Wednesday afternoon in downtown Lima, smoke began pouring from the pavement along Washington Avenue. At block 13 in the historic Cercado district, something beneath the street had caught fire—not a visible blaze, but heat and combustion building in the darkness below, forcing its way up through the asphalt and into the afternoon air.
The source was a short-circuit in fiber optic cable vaults buried directly under the street, in front of a technology retail center. Four fire department units arrived to find a column of smoke rising from the ground itself, alarming shopkeepers and residents who had no way of knowing what was burning or how deep the problem ran. The street had to be closed immediately. Traffic backed up through the surrounding blocks as firefighters worked to understand and contain what they were facing.
Brigadier Major Freddy Rivera, the fire department's commander for central Lima, explained what had happened in the vaults below. An electrical short-circuit had ignited the fiber optic cable coverings. Because the vaults were enclosed underground spaces with no ventilation, heat accumulated rapidly. The cables burned, and smoke rose through the sealed chamber, eventually entering the commercial building above. At first, firefighters thought the fire was inside the structure itself. Only by following the smoke and investigating further did they realize the real source was beneath their feet.

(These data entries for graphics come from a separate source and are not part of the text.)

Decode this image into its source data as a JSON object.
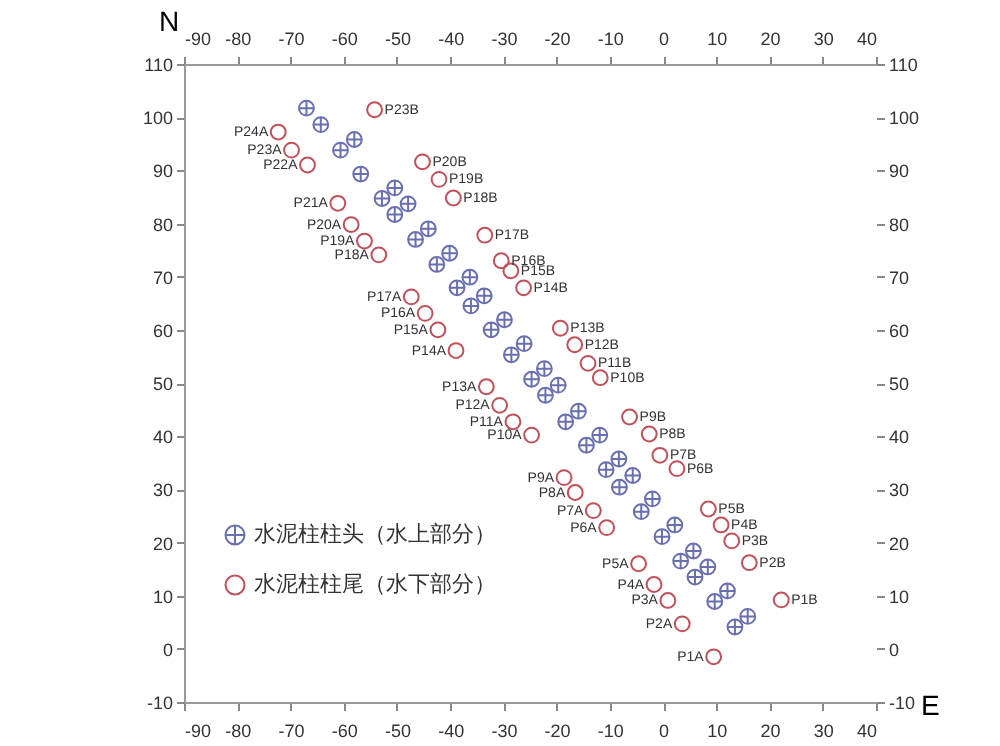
{
  "chart_data": {
    "type": "scatter",
    "xlabel": "E",
    "ylabel": "N",
    "xlim": [
      -90,
      40
    ],
    "xticks": [
      -90,
      -80,
      -70,
      -60,
      -50,
      -40,
      -30,
      -20,
      -10,
      0,
      10,
      20,
      30,
      40
    ],
    "x2lim": [
      -90,
      40
    ],
    "x2ticks": [
      -90,
      -80,
      -70,
      -60,
      -50,
      -40,
      -30,
      -20,
      -10,
      0,
      10,
      20,
      30,
      40
    ],
    "ylim": [
      -10,
      110
    ],
    "yticks": [
      -10,
      0,
      10,
      20,
      30,
      40,
      50,
      60,
      70,
      80,
      90,
      100,
      110
    ],
    "y2lim": [
      -10,
      110
    ],
    "y2ticks": [
      -10,
      0,
      10,
      20,
      30,
      40,
      50,
      60,
      70,
      80,
      90,
      100,
      110
    ],
    "grid": false,
    "legend": "bottom left",
    "series": [
      {
        "name": "水泥柱柱头（水上部分）",
        "color": "#6a6fb0",
        "marker": "cross",
        "x": [
          -67,
          -64.3,
          -58,
          -60.6,
          -56.8,
          -50.4,
          -52.8,
          -47.9,
          -50.4,
          -44.1,
          -46.5,
          -40.1,
          -42.5,
          -36.3,
          -38.7,
          -33.6,
          -36.1,
          -29.8,
          -32.3,
          -26.1,
          -28.5,
          -22.3,
          -24.7,
          -19.7,
          -22.1,
          -15.9,
          -18.3,
          -11.9,
          -14.4,
          -8.3,
          -10.7,
          -5.7,
          -8.2,
          -2,
          -4.1,
          2.2,
          -0.2,
          5.7,
          3.3,
          8.4,
          6,
          12.1,
          9.7,
          15.9,
          13.5
        ],
        "values": [
          101.7,
          98.6,
          95.8,
          93.8,
          89.3,
          86.7,
          84.7,
          83.7,
          81.7,
          79,
          77,
          74.4,
          72.3,
          69.9,
          67.9,
          66.4,
          64.5,
          61.9,
          60,
          57.4,
          55.3,
          52.7,
          50.7,
          49.6,
          47.7,
          44.7,
          42.7,
          40.2,
          38.3,
          35.7,
          33.7,
          32.6,
          30.4,
          28.2,
          25.8,
          23.3,
          21.1,
          18.4,
          16.5,
          15.4,
          13.5,
          10.9,
          8.9,
          6.1,
          4.1
        ]
      },
      {
        "name": "水泥柱柱尾（水下部分）",
        "color": "#c0505a",
        "marker": "circle",
        "x": [
          -72.3,
          -69.8,
          -66.8,
          -61.1,
          -58.6,
          -56.1,
          -53.4,
          -47.3,
          -44.7,
          -42.3,
          -38.9,
          -33.2,
          -30.7,
          -28.2,
          -24.7,
          -18.6,
          -16.5,
          -13.1,
          -10.6,
          -4.6,
          -1.7,
          0.9,
          3.6,
          9.5,
          -54.2,
          -45.2,
          -42.1,
          -39.4,
          -33.5,
          -30.4,
          -28.6,
          -26.2,
          -19.3,
          -16.6,
          -14.1,
          -11.8,
          -6.3,
          -2.6,
          -0.6,
          2.6,
          8.5,
          10.9,
          12.9,
          16.2,
          22.2
        ],
        "values": [
          97.2,
          93.8,
          91,
          83.8,
          79.8,
          76.7,
          74.1,
          66.2,
          63.1,
          60,
          56.1,
          49.3,
          45.8,
          42.7,
          40.2,
          32.2,
          29.4,
          26,
          22.8,
          16,
          12.1,
          9.1,
          4.7,
          -1.5,
          101.4,
          91.6,
          88.3,
          84.8,
          77.8,
          73,
          71.1,
          67.9,
          60.3,
          57.2,
          53.7,
          51,
          43.6,
          40.4,
          36.4,
          33.9,
          26.3,
          23.3,
          20.3,
          16.2,
          9.2
        ]
      }
    ],
    "annotations": [
      {
        "text": "P24A",
        "x": -72.3,
        "y": 97.2
      },
      {
        "text": "P23A",
        "x": -69.8,
        "y": 93.8
      },
      {
        "text": "P22A",
        "x": -66.8,
        "y": 91
      },
      {
        "text": "P21A",
        "x": -61.1,
        "y": 83.8
      },
      {
        "text": "P20A",
        "x": -58.6,
        "y": 79.8
      },
      {
        "text": "P19A",
        "x": -56.1,
        "y": 76.7
      },
      {
        "text": "P18A",
        "x": -53.4,
        "y": 74.1
      },
      {
        "text": "P17A",
        "x": -47.3,
        "y": 66.2
      },
      {
        "text": "P16A",
        "x": -44.7,
        "y": 63.1
      },
      {
        "text": "P15A",
        "x": -42.3,
        "y": 60
      },
      {
        "text": "P14A",
        "x": -38.9,
        "y": 56.1
      },
      {
        "text": "P13A",
        "x": -33.2,
        "y": 49.3
      },
      {
        "text": "P12A",
        "x": -30.7,
        "y": 45.8
      },
      {
        "text": "P11A",
        "x": -28.2,
        "y": 42.7
      },
      {
        "text": "P10A",
        "x": -24.7,
        "y": 40.2
      },
      {
        "text": "P9A",
        "x": -18.6,
        "y": 32.2
      },
      {
        "text": "P8A",
        "x": -16.5,
        "y": 29.4
      },
      {
        "text": "P7A",
        "x": -13.1,
        "y": 26
      },
      {
        "text": "P6A",
        "x": -10.6,
        "y": 22.8
      },
      {
        "text": "P5A",
        "x": -4.6,
        "y": 16
      },
      {
        "text": "P4A",
        "x": -1.7,
        "y": 12.1
      },
      {
        "text": "P3A",
        "x": 0.9,
        "y": 9.1
      },
      {
        "text": "P2A",
        "x": 3.6,
        "y": 4.7
      },
      {
        "text": "P1A",
        "x": 9.5,
        "y": -1.5
      },
      {
        "text": "P23B",
        "x": -54.2,
        "y": 101.4
      },
      {
        "text": "P20B",
        "x": -45.2,
        "y": 91.6
      },
      {
        "text": "P19B",
        "x": -42.1,
        "y": 88.3
      },
      {
        "text": "P18B",
        "x": -39.4,
        "y": 84.8
      },
      {
        "text": "P17B",
        "x": -33.5,
        "y": 77.8
      },
      {
        "text": "P16B",
        "x": -30.4,
        "y": 73
      },
      {
        "text": "P15B",
        "x": -28.6,
        "y": 71.1
      },
      {
        "text": "P14B",
        "x": -26.2,
        "y": 67.9
      },
      {
        "text": "P13B",
        "x": -19.3,
        "y": 60.3
      },
      {
        "text": "P12B",
        "x": -16.6,
        "y": 57.2
      },
      {
        "text": "P11B",
        "x": -14.1,
        "y": 53.7
      },
      {
        "text": "P10B",
        "x": -11.8,
        "y": 51
      },
      {
        "text": "P9B",
        "x": -6.3,
        "y": 43.6
      },
      {
        "text": "P8B",
        "x": -2.6,
        "y": 40.4
      },
      {
        "text": "P7B",
        "x": -0.6,
        "y": 36.4
      },
      {
        "text": "P6B",
        "x": 2.6,
        "y": 33.9
      },
      {
        "text": "P5B",
        "x": 8.5,
        "y": 26.3
      },
      {
        "text": "P4B",
        "x": 10.9,
        "y": 23.3
      },
      {
        "text": "P3B",
        "x": 12.9,
        "y": 20.3
      },
      {
        "text": "P2B",
        "x": 16.2,
        "y": 16.2
      },
      {
        "text": "P1B",
        "x": 22.2,
        "y": 9.2
      }
    ]
  }
}
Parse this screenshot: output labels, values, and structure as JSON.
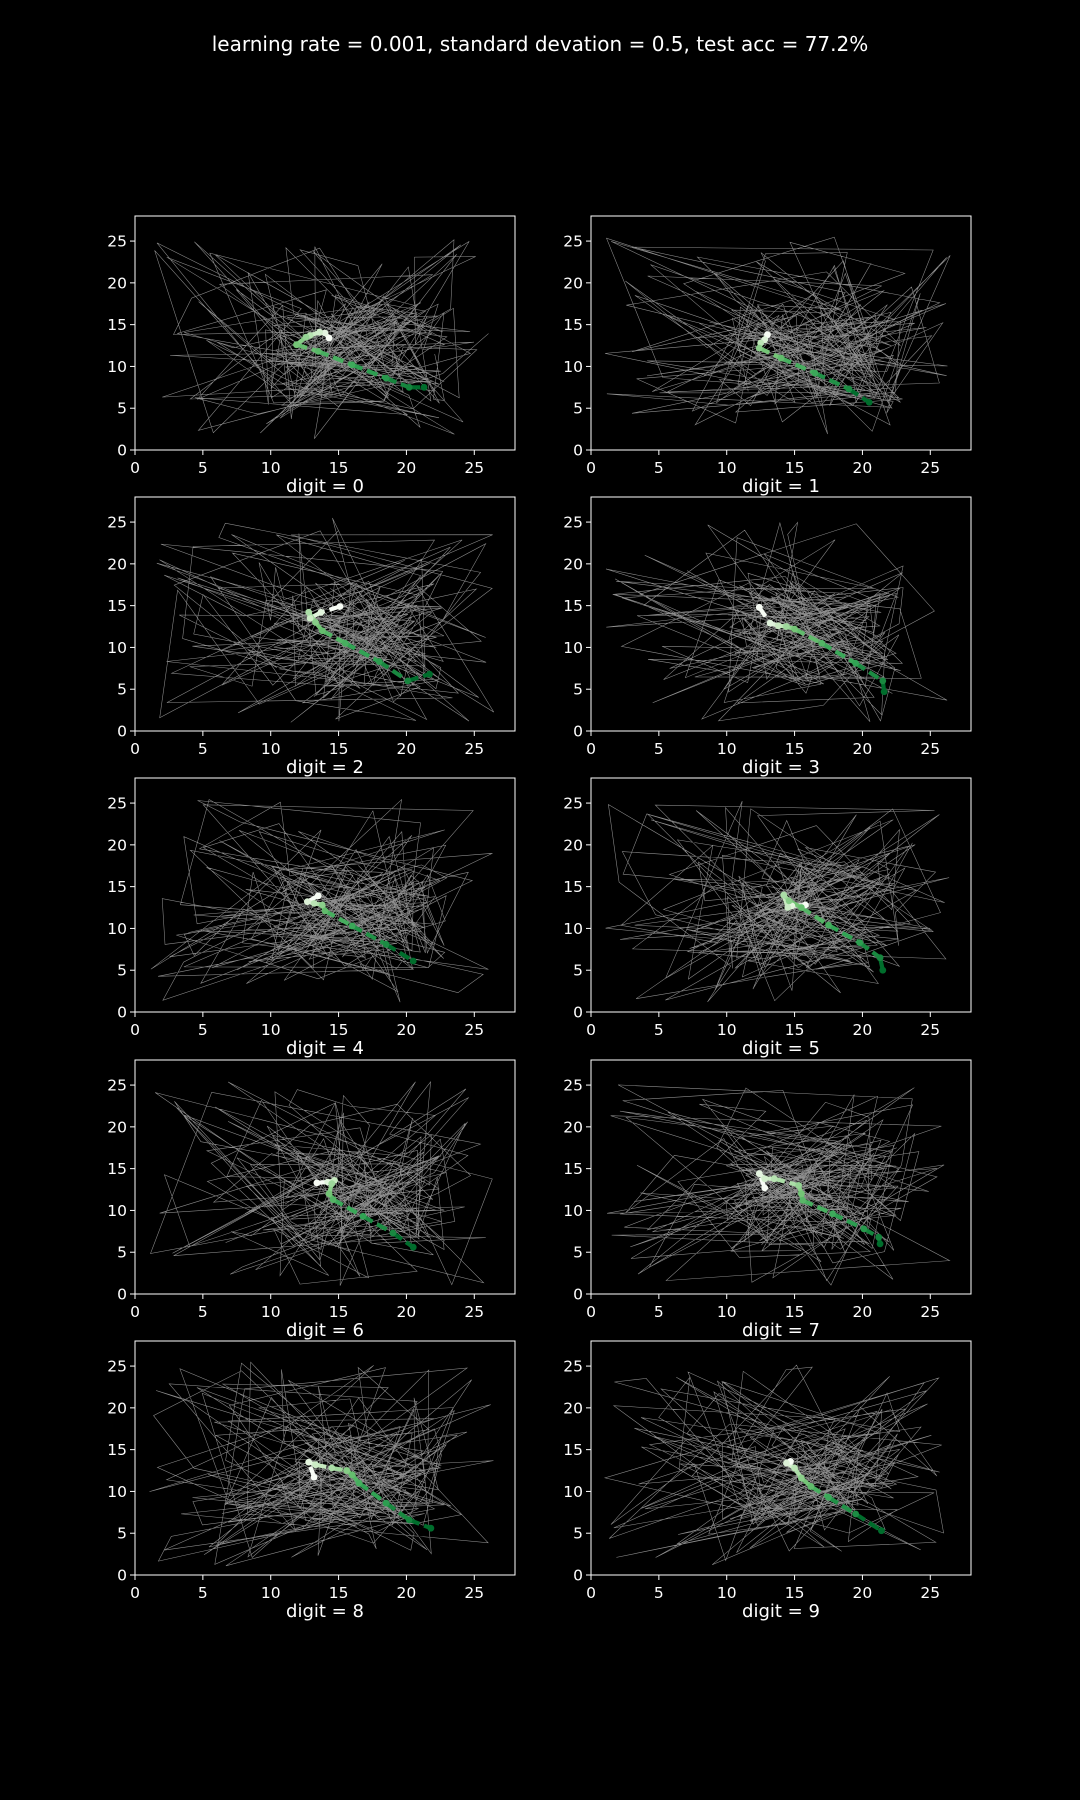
{
  "figure": {
    "title": "learning rate = 0.001, standard devation = 0.5, test acc = 77.2%",
    "background": "#000000",
    "foreground": "#ffffff",
    "noise_line_color": "#bfbfbf",
    "path_colormap": [
      "#f7fcf5",
      "#c7e9c0",
      "#74c476",
      "#31a354",
      "#006d2c"
    ]
  },
  "chart_data": [
    {
      "type": "line",
      "title": "digit = 0",
      "xlim": [
        0,
        28
      ],
      "ylim": [
        0,
        28
      ],
      "xticks": [
        0,
        5,
        10,
        15,
        20,
        25
      ],
      "yticks": [
        0,
        5,
        10,
        15,
        20,
        25
      ],
      "path": {
        "x": [
          14.3,
          14.0,
          13.6,
          12.9,
          12.6,
          11.9,
          13.5,
          16.0,
          18.5,
          20.2,
          21.3
        ],
        "y": [
          13.4,
          14.0,
          14.1,
          13.7,
          13.5,
          12.6,
          11.8,
          10.2,
          8.6,
          7.5,
          7.5
        ]
      }
    },
    {
      "type": "line",
      "title": "digit = 1",
      "xlim": [
        0,
        28
      ],
      "ylim": [
        0,
        28
      ],
      "xticks": [
        0,
        5,
        10,
        15,
        20,
        25
      ],
      "yticks": [
        0,
        5,
        10,
        15,
        20,
        25
      ],
      "path": {
        "x": [
          13.0,
          12.8,
          12.5,
          12.4,
          14.0,
          16.5,
          19.0,
          20.5
        ],
        "y": [
          13.8,
          13.2,
          12.8,
          12.2,
          11.0,
          9.2,
          7.3,
          5.7
        ]
      }
    },
    {
      "type": "line",
      "title": "digit = 2",
      "xlim": [
        0,
        28
      ],
      "ylim": [
        0,
        28
      ],
      "xticks": [
        0,
        5,
        10,
        15,
        20,
        25
      ],
      "yticks": [
        0,
        5,
        10,
        15,
        20,
        25
      ],
      "path": {
        "x": [
          15.1,
          13.7,
          12.9,
          12.8,
          13.3,
          13.8,
          15.5,
          18.0,
          20.1,
          21.7
        ],
        "y": [
          14.9,
          14.2,
          13.5,
          14.2,
          13.0,
          12.0,
          10.5,
          8.3,
          6.0,
          6.8
        ]
      }
    },
    {
      "type": "line",
      "title": "digit = 3",
      "xlim": [
        0,
        28
      ],
      "ylim": [
        0,
        28
      ],
      "xticks": [
        0,
        5,
        10,
        15,
        20,
        25
      ],
      "yticks": [
        0,
        5,
        10,
        15,
        20,
        25
      ],
      "path": {
        "x": [
          12.4,
          13.2,
          13.8,
          14.4,
          15.0,
          17.0,
          19.5,
          21.5,
          21.6
        ],
        "y": [
          14.8,
          12.9,
          12.6,
          12.5,
          12.2,
          10.5,
          8.1,
          6.0,
          4.7
        ]
      }
    },
    {
      "type": "line",
      "title": "digit = 4",
      "xlim": [
        0,
        28
      ],
      "ylim": [
        0,
        28
      ],
      "xticks": [
        0,
        5,
        10,
        15,
        20,
        25
      ],
      "yticks": [
        0,
        5,
        10,
        15,
        20,
        25
      ],
      "path": {
        "x": [
          13.5,
          12.7,
          13.2,
          13.8,
          14.0,
          16.0,
          18.5,
          20.5
        ],
        "y": [
          13.9,
          13.2,
          13.0,
          12.8,
          12.1,
          10.3,
          8.1,
          6.1
        ]
      }
    },
    {
      "type": "line",
      "title": "digit = 5",
      "xlim": [
        0,
        28
      ],
      "ylim": [
        0,
        28
      ],
      "xticks": [
        0,
        5,
        10,
        15,
        20,
        25
      ],
      "yticks": [
        0,
        5,
        10,
        15,
        20,
        25
      ],
      "path": {
        "x": [
          15.8,
          14.8,
          14.5,
          14.2,
          14.6,
          15.5,
          17.5,
          19.8,
          21.3,
          21.5
        ],
        "y": [
          12.8,
          12.7,
          12.5,
          14.0,
          13.3,
          12.5,
          10.4,
          8.3,
          6.5,
          5.0
        ]
      }
    },
    {
      "type": "line",
      "title": "digit = 6",
      "xlim": [
        0,
        28
      ],
      "ylim": [
        0,
        28
      ],
      "xticks": [
        0,
        5,
        10,
        15,
        20,
        25
      ],
      "yticks": [
        0,
        5,
        10,
        15,
        20,
        25
      ],
      "path": {
        "x": [
          13.4,
          14.2,
          14.7,
          14.5,
          14.3,
          14.6,
          16.8,
          19.0,
          20.5
        ],
        "y": [
          13.3,
          13.4,
          13.6,
          13.2,
          12.0,
          11.3,
          9.3,
          7.3,
          5.6
        ]
      }
    },
    {
      "type": "line",
      "title": "digit = 7",
      "xlim": [
        0,
        28
      ],
      "ylim": [
        0,
        28
      ],
      "xticks": [
        0,
        5,
        10,
        15,
        20,
        25
      ],
      "yticks": [
        0,
        5,
        10,
        15,
        20,
        25
      ],
      "path": {
        "x": [
          12.8,
          12.4,
          12.8,
          13.5,
          15.3,
          15.5,
          15.6,
          17.8,
          20.1,
          21.2,
          21.3
        ],
        "y": [
          12.7,
          14.4,
          13.8,
          13.8,
          13.0,
          12.0,
          11.2,
          9.6,
          7.8,
          6.8,
          6.0
        ]
      }
    },
    {
      "type": "line",
      "title": "digit = 8",
      "xlim": [
        0,
        28
      ],
      "ylim": [
        0,
        28
      ],
      "xticks": [
        0,
        5,
        10,
        15,
        20,
        25
      ],
      "yticks": [
        0,
        5,
        10,
        15,
        20,
        25
      ],
      "path": {
        "x": [
          13.2,
          12.8,
          13.3,
          14.5,
          15.6,
          16.0,
          16.5,
          18.5,
          20.2,
          21.8
        ],
        "y": [
          11.7,
          13.5,
          13.2,
          12.8,
          12.5,
          12.0,
          11.0,
          8.6,
          6.6,
          5.6
        ]
      }
    },
    {
      "type": "line",
      "title": "digit = 9",
      "xlim": [
        0,
        28
      ],
      "ylim": [
        0,
        28
      ],
      "xticks": [
        0,
        5,
        10,
        15,
        20,
        25
      ],
      "yticks": [
        0,
        5,
        10,
        15,
        20,
        25
      ],
      "path": {
        "x": [
          14.7,
          14.4,
          15.0,
          15.5,
          16.2,
          17.5,
          19.5,
          21.4
        ],
        "y": [
          13.6,
          13.4,
          12.8,
          11.6,
          10.6,
          9.3,
          7.3,
          5.3
        ]
      }
    }
  ]
}
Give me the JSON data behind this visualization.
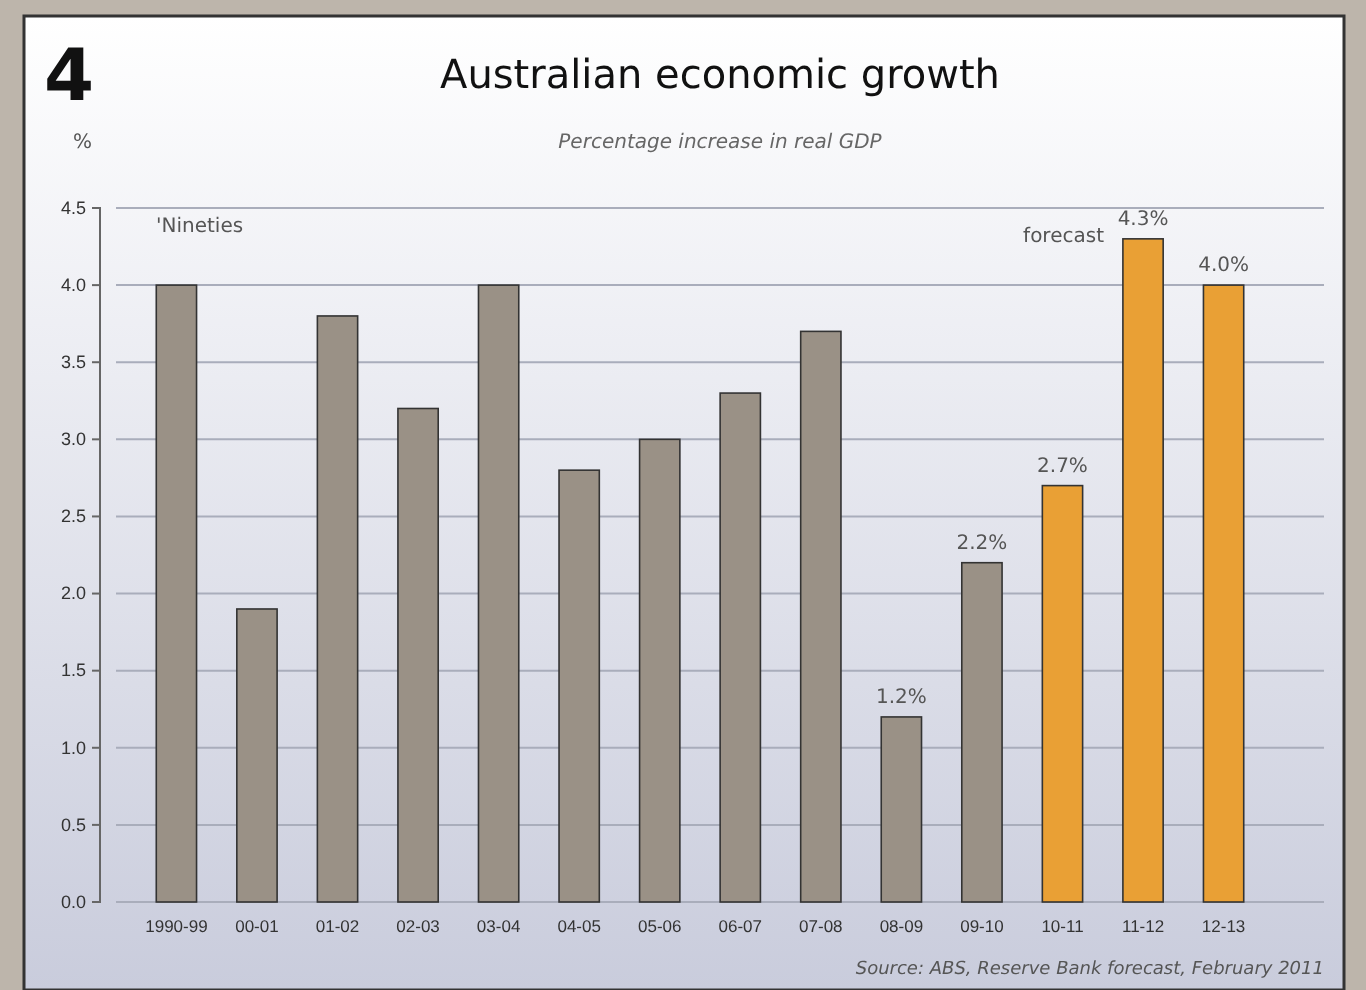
{
  "chart_data": {
    "type": "bar",
    "title": "Australian economic growth",
    "subtitle": "Percentage increase in real GDP",
    "ylabel": "%",
    "categories": [
      "1990-99",
      "00-01",
      "01-02",
      "02-03",
      "03-04",
      "04-05",
      "05-06",
      "06-07",
      "07-08",
      "08-09",
      "09-10",
      "10-11",
      "11-12",
      "12-13"
    ],
    "values": [
      4.0,
      1.9,
      3.8,
      3.2,
      4.0,
      2.8,
      3.0,
      3.3,
      3.7,
      1.2,
      2.2,
      2.7,
      4.3,
      4.0
    ],
    "colors": [
      "#9a9186",
      "#9a9186",
      "#9a9186",
      "#9a9186",
      "#9a9186",
      "#9a9186",
      "#9a9186",
      "#9a9186",
      "#9a9186",
      "#9a9186",
      "#9a9186",
      "#e9a035",
      "#e9a035",
      "#e9a035"
    ],
    "value_labels": [
      null,
      null,
      null,
      null,
      null,
      null,
      null,
      null,
      null,
      "1.2%",
      "2.2%",
      "2.7%",
      "4.3%",
      "4.0%"
    ],
    "ylim": [
      0,
      4.5
    ],
    "yticks": [
      {
        "value": 0,
        "label": "0.0"
      },
      {
        "value": 0.5,
        "label": "0.5"
      },
      {
        "value": 1,
        "label": "1.0"
      },
      {
        "value": 1.5,
        "label": "1.5"
      },
      {
        "value": 2,
        "label": "2.0"
      },
      {
        "value": 2.5,
        "label": "2.5"
      },
      {
        "value": 3,
        "label": "3.0"
      },
      {
        "value": 3.5,
        "label": "3.5"
      },
      {
        "value": 4,
        "label": "4.0"
      },
      {
        "value": 4.5,
        "label": "4.5"
      }
    ],
    "grid": "y",
    "annotations": [
      "4",
      "'Nineties",
      "forecast",
      "Source: ABS, Reserve Bank forecast, February 2011"
    ]
  }
}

The firefighting effort was difficult but successful. The crews managed to extinguish the flames without anyone being hurt or killed. No casualties were reported. The street remained closed while they worked, creating significant congestion in the surrounding area, but the emergency was contained and resolved.
The incident exposed a vulnerability in the city's underground infrastructure. Fiber optic vaults, essential to modern telecommunications, sit beneath some of Lima's busiest streets with minimal protection against electrical failure. When a short-circuit occurs in an enclosed space, the conditions for rapid heat buildup and combustion are nearly perfect. The smoke that alarmed people on the street was the system's only warning that something had gone catastrophically wrong below.
Notable Quotes
There was a short-circuit inside, and because of it, the fiber optic coverings caught fire. In an enclosed vault, temperature accumulated, combustion occurred, and smoke entered the building.— Brigadier Major Freddy Rivera, Lima Center fire commander
The Hearth Conversation Another angle on the story
Why does an underground fire matter more than, say, a fire in a building?
Because nobody sees it coming. A building fire, you can evacuate. This one was burning in the dark, and the first sign was smoke erupting from the street itself. It forced the closure of a major avenue in the city center.
So it's about disruption as much as danger?
Both. The disruption was real—traffic backed up for blocks. But the danger was also real. Smoke was entering the commercial building above. If they hadn't found the source quickly, it could have spread.
What made it catch fire in the first place?
A short-circuit in the fiber optic cables. But the real problem was the vault itself—enclosed, no ventilation. Heat built up with nowhere to go. In an open space, it dissipates. Underground, it just accumulates until something ignites.
Could this happen again?
It could, yes. These vaults are all over the city, under busy streets. If the electrical systems aren't regularly inspected and maintained, the conditions are there.
Did anyone get hurt?
No. The firefighters controlled it before it reached that point. But it was close enough that the city should be paying attention.